Pedro Ramos was shot with a shotgun and killed in October of 2001.
Dr. Richard Black, a defense witness who examined Zepeda, 28, said he suffers from a generalized anxiety disorder, as well as depression.
Both conditions, Black testified in Merced County Superior Court, could have been aggravated by Zepeda’s use of various illicit drugs.
A 17-year-old boy confessed to second-degree murder in the shooting and is serving time with the California Youth Authority.
The boy, a self-described former Norteno gang member, testified that Zepeda requested that he provide “backup” for a possible fight with rival Sureno gang members at the flea market.
According to the boy, Zepeda stuffed a sawed-off shotgun down his pants, while the boy was armed with a pipe. Zepeda allegedly told the boy that rival gang members were harassing him.
Black testified that Zepeda’s anxiety disorder made him particularly dependent upon the guidance of others.
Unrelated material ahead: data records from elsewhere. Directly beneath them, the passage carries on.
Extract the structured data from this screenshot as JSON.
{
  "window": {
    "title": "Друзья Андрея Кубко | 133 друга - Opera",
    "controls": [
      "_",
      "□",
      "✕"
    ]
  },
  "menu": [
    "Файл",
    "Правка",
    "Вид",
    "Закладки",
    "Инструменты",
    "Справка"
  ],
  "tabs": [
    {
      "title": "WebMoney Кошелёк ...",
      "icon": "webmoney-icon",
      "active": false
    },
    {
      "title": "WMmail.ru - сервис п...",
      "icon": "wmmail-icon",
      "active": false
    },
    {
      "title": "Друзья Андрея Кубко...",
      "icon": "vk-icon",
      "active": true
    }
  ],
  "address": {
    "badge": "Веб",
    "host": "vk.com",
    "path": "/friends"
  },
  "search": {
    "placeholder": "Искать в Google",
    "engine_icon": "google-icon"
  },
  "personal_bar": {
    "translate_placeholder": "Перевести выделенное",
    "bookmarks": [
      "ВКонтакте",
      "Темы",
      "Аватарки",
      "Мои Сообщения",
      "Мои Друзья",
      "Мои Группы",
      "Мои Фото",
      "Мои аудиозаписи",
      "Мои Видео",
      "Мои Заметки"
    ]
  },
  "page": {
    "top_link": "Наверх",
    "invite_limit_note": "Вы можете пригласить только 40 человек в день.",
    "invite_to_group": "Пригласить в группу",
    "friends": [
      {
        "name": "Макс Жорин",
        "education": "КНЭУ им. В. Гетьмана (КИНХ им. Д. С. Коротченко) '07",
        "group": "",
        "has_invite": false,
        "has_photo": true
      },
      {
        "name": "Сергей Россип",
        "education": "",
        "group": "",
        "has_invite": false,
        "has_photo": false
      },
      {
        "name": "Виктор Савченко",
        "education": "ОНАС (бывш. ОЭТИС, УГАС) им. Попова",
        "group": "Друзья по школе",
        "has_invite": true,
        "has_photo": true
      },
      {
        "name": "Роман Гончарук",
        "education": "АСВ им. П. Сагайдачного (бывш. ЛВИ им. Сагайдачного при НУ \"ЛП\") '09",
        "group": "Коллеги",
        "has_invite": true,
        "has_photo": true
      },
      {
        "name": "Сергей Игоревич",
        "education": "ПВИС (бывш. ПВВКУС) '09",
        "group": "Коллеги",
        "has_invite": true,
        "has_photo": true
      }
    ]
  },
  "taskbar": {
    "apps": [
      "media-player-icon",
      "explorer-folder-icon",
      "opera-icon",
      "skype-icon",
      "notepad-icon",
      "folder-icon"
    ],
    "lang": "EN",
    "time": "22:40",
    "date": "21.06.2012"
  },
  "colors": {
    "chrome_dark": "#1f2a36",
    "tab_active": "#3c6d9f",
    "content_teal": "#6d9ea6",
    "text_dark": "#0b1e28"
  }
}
He said that Zepeda paid frequent visits to doctors and was treated with various anti-depressants and anti-stress drugs, such as Prozac, Paxil and other drugs.
“All these medications are typically used to manage anxiety,” Black said.
He went on to say that Zepeda should have hypothetically had no problem working as a CD salesman at the flea market, unless he felt threatened in some way.
“I would think that one could participate in this activity (selling CDs) … as long as it didn’t become contentious, or there was a negative attitude about it,” Black said.
He added that Zepeda “medicated himself,” as a means of “escape,” with illegal substances.
“When people have a bad feeling – whether it’s a panic attack or whatever it is – the way they feel better is to self-medicate.”
Black said symptoms of an anxiety disorder include heart palpitations, profuse sweating, trembling, shortness of breath, chest pains and hyperventilating, among others.
When questioned by defense attorney Art Collins, Black said that running away is a sign of the disorder.
Zepeda is accused of shooting Ramos, and then running to his truck.